Las gotas de sudor resbalaban por la sien del chico. Era la primera vez que empleaba la violencia para escaquearse de la Autoridad. Caminaba a oscuras de un lado hacia otro de la casa y gritó con fuerza. Ya era tarde para arrepentirse. Tenía que huir y asegurarse de que no le cogerían. Si lo hacían, no podría ver nunca más a Belle y, lo que era peor, ella podría pensar que la había abandonado a su suerte. Quitó el uniforme al agente, que seguía inconsciente tirado en el suelo de la entrada, y lo llevó hacia el único dormitorio que tenía la casa. Lo subió a la cama, cogió una sábana que estaba tirada en el suelo y con ella le ató las piernas. Con la funda de una almohada le amarró las manos haciendo un doble nudo para que no se escapara. Después se quitó su camiseta y le amordazó la boca con ella.

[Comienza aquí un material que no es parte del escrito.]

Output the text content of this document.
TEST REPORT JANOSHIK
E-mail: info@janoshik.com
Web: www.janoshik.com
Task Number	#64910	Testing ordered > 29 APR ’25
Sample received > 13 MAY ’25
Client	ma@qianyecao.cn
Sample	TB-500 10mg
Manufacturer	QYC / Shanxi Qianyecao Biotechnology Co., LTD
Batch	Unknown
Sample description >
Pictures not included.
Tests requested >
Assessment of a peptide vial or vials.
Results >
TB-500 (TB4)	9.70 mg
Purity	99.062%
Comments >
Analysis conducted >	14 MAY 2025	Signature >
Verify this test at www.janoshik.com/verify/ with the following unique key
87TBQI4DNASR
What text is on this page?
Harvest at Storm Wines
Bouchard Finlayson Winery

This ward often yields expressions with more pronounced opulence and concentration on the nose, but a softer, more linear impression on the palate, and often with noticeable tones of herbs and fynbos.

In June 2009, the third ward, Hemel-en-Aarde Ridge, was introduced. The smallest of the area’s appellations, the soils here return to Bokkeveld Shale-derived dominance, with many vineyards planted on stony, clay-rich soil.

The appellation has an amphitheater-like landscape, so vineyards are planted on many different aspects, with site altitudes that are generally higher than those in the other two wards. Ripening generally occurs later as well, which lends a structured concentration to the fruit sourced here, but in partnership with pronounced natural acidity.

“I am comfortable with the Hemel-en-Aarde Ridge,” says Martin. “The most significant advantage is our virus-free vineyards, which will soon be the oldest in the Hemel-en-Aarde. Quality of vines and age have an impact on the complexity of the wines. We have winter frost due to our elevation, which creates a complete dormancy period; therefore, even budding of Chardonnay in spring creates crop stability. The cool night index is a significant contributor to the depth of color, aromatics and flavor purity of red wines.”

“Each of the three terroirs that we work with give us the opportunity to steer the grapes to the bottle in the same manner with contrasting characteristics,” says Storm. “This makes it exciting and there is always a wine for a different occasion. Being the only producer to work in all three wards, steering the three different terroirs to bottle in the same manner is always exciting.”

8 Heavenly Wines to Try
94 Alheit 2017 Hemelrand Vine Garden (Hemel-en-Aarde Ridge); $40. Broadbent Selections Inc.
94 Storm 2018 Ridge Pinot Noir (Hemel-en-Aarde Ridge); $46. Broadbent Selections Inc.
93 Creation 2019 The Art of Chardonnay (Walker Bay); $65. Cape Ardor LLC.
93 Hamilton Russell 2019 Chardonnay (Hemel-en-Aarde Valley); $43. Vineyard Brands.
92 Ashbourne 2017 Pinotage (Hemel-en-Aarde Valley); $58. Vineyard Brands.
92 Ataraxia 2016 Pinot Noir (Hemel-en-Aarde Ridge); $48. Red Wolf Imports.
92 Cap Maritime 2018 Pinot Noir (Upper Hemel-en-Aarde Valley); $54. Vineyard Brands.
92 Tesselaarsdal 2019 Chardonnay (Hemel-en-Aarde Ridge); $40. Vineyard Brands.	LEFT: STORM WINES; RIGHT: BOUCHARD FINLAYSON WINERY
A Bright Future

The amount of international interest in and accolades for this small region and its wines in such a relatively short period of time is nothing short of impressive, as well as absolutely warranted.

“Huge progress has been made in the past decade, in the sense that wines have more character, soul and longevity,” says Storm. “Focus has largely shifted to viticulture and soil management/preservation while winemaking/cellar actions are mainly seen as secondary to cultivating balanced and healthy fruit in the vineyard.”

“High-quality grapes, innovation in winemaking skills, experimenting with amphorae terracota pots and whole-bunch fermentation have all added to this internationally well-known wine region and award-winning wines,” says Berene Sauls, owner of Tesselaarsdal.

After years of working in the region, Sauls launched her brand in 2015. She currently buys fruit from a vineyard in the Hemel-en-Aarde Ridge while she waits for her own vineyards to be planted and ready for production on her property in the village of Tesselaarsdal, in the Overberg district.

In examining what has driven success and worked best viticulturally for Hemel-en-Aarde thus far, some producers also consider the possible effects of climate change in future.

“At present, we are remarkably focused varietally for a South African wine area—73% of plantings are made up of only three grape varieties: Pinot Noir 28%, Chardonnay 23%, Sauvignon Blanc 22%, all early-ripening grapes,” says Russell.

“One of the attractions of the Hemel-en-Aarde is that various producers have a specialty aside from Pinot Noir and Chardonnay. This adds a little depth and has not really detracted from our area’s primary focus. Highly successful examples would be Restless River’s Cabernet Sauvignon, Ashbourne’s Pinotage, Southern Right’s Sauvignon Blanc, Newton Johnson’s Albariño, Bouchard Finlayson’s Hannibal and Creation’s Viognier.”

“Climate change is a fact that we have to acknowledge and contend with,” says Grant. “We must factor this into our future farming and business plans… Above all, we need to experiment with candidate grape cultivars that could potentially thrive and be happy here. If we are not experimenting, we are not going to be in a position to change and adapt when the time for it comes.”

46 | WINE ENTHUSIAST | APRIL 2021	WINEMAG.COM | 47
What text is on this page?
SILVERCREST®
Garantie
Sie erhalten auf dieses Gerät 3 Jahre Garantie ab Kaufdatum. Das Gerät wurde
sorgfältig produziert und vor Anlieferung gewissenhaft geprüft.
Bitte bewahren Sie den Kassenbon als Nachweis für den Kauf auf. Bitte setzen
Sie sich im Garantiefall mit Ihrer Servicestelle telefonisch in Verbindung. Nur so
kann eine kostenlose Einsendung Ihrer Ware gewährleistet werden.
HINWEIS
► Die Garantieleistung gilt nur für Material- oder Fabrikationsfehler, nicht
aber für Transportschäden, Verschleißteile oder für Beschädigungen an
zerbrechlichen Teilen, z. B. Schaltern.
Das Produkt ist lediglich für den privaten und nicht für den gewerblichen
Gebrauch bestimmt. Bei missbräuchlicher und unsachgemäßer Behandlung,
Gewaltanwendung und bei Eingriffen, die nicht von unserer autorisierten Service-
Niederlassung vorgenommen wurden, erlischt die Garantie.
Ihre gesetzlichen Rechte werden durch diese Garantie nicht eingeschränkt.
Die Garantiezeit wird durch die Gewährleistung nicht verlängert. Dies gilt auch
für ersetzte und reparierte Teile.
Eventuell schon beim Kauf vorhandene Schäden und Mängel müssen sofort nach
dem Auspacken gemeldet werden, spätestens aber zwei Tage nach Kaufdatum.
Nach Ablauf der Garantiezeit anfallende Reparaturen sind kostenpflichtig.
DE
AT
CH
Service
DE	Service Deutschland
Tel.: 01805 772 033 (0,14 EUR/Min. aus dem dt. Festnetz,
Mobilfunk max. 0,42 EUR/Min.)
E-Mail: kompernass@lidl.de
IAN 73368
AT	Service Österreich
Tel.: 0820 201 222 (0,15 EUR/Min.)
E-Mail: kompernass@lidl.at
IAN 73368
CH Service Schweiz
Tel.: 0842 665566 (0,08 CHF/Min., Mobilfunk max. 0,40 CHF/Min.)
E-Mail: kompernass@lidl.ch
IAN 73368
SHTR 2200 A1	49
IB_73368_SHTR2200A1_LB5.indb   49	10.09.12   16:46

Félix volvió a la entrada de la casa donde había dejado el uniforme de la Autoridad. Se retiró el arma del cuello y la dejó junto a la única silla de la sala. Recogió la ropa del agente. Aún tenía una oportunidad de llegar a casa a tiempo. Se cubrió con la casaca y arrugó la nariz. Apestaba.

«Y yo pensaba que los castizos no sudaban. Madre mía, qué horror», se quejó asqueado.

Se puso los pantalones del uniforme sobre los suyos, que asomaban por el bajo, y se apretó el cinturón todo lo que pudo para que no se cayeran. Cambió sus zapatos de mala calidad por las botas flexibles del agente. «Para lo enano que es, tiene los pies gigantes». Volvió a colgarse la metralleta, y antes de salir dio la vuelta y aprovechó para ir al baño. Estaba junto al cuarto donde había dejado al agente. No había encendido aún la luz, cuando Félix adivinó lo que iba a encontrarse en su interior. Tuvo que taparse la boca y la nariz para no sucumbir ante aquella peste. La letrina tenía un aspecto tan repugnante que tuvo que orinar sin poder respirar. Seguramente había entrado en la casa de alguien que vivía solo, abandonado en la desidia. Era una lástima, pero no podía evitar sentir asco ante tanta suciedad. «Te vas a enterar ahora», dijo aun así riendo. Cogió una toalla, se agachó y, apartando el brazo de su cuerpo, limpió la letrina. Después se acercó, entre arcada y arcada, a la cama donde había dejado al agente. Retiró unos centímetros la mordaza y le abrió la boca para introducirle la toalla dentro. «¿Ahora quién es el comemierda, eh?». Volvió al baño, se lavó las manos y, sin entretenerse más, huyó de la casa.